Leise drückte sie die Tür hinter sich zu und kontrollierte, dass nirgend die Vorhänge zugezogen waren oder jemand in einem der Betten lag, bevor sie eine Lichtkugel in die Mitte des Raumes gleiten ließ.

Sie wusste nicht, was sie erwartet hatte, aber die Hauselfen waren definitiv nicht hier gewesen in den letzten Stunden. Überall lag Kleidung herum, neben einem Bett sogar ein offenes Buch und auf einer Kommode eine geöffnete Tube Zahnpasta.

Aber die Slytherin musste sich nicht durch das Chaos wühlen, sie wusste nicht einmal, welches Bett Liams war. Sie hob den Zauberstab: "Accio Stern."

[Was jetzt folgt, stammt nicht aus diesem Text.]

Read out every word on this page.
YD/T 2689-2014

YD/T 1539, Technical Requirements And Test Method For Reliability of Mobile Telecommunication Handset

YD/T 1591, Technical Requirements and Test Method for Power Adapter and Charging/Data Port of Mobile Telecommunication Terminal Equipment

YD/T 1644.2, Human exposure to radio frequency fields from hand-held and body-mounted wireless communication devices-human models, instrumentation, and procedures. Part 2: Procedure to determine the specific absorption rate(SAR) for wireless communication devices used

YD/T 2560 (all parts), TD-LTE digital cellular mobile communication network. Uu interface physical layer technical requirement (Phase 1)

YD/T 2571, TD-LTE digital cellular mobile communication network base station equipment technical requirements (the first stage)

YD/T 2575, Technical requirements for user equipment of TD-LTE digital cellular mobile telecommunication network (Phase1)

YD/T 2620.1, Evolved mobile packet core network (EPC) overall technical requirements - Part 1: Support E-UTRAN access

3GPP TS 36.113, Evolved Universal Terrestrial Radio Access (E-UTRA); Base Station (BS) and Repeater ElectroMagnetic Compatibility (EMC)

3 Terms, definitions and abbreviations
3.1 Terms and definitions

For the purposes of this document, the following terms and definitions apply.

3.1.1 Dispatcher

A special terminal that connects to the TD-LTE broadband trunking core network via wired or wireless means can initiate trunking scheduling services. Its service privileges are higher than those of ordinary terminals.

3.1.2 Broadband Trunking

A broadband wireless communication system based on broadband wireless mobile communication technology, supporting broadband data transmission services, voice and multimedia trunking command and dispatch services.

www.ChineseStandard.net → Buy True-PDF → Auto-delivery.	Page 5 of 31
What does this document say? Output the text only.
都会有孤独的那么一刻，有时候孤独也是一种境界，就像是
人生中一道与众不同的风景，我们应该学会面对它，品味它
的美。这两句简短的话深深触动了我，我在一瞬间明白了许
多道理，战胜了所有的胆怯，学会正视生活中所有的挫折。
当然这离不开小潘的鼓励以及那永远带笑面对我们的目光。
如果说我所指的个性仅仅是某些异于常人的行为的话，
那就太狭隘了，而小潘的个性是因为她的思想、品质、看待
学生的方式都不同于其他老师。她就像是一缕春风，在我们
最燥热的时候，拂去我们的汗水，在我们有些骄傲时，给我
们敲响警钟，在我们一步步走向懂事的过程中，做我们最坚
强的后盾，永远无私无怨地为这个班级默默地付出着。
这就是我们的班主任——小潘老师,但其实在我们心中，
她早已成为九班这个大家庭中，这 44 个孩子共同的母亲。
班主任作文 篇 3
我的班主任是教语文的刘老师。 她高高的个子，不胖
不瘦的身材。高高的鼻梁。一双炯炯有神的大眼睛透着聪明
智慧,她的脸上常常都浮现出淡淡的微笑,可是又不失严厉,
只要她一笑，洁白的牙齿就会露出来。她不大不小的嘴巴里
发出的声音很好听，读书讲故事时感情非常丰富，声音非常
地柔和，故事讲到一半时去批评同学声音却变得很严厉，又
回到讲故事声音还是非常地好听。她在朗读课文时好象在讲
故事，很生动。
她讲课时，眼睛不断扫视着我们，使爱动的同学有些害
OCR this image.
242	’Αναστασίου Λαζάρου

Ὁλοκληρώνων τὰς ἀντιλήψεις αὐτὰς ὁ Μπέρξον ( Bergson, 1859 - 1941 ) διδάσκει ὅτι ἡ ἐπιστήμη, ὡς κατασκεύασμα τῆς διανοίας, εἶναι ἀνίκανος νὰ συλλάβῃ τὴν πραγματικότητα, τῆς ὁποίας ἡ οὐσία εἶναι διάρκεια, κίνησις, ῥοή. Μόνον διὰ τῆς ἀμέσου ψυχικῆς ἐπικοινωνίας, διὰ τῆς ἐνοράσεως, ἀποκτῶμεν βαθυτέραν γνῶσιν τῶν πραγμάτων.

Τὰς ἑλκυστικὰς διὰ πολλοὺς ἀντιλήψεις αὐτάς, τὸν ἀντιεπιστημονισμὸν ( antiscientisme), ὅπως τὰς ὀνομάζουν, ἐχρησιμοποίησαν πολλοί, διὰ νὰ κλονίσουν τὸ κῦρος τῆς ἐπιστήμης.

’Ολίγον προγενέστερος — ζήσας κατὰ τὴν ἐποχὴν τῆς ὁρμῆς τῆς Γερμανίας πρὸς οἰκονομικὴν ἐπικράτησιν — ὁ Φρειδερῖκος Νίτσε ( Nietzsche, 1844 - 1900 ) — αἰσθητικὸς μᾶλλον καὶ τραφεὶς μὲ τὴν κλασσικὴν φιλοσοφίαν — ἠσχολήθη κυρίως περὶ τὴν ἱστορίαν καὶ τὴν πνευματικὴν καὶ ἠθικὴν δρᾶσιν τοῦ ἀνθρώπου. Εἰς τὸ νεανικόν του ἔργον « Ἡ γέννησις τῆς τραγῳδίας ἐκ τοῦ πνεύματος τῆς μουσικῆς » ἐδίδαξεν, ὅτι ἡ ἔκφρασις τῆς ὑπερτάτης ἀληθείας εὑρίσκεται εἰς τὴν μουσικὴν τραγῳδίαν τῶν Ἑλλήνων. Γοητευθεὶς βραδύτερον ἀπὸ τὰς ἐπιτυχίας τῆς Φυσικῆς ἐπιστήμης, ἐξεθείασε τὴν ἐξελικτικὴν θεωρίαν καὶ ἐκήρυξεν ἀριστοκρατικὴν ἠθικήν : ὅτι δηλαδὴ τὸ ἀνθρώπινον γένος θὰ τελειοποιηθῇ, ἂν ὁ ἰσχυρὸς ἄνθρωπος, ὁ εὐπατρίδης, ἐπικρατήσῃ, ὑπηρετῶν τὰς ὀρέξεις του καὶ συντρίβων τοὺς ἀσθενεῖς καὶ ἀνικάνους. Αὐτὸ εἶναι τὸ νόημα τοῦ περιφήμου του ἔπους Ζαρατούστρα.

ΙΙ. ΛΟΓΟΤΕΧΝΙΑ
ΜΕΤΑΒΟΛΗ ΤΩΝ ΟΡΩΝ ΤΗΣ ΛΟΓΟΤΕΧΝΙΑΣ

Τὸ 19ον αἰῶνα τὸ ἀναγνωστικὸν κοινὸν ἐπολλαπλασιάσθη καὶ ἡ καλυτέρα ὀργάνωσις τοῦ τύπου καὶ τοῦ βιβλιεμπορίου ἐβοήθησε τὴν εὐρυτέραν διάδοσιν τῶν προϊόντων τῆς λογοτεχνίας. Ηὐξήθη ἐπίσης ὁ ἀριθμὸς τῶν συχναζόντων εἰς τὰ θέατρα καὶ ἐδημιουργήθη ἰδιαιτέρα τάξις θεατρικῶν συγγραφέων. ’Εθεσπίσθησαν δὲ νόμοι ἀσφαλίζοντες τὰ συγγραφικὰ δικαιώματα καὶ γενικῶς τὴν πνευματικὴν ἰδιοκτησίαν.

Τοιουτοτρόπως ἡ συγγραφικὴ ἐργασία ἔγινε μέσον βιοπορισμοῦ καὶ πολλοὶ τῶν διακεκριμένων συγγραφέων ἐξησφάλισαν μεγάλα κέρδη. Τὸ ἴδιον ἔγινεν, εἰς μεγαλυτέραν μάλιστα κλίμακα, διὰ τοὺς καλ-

Es passierte nichts ... verdammt.

Sie atmete tief durch. "Accio Stern!" wiederholte sie mit fester Stimme und blickte sich im Raum um. Beinahe hätte sie im schwachen Licht Bewegung im Baldachin bei einem der Betten nicht gesehen.

Sie schob die Kiste am Fußende des Bettes herum und stand darauf. Gut in dem dicken blauen Samt eingebettet konnte sie etwas spüren, das eindeutig die Form eines Sternes hatte. In ihrem Baum explodierte ein Feuerwerk von Freude.



Ich habe versucht den Mädchen möglichst verschiedenfarbige Kleider zu geben, weil ich es immer etwas klischeehaft und übertrieben finde, wenn die Charaktere immer nur Kleider in der Farbe ihres Hauses tragen.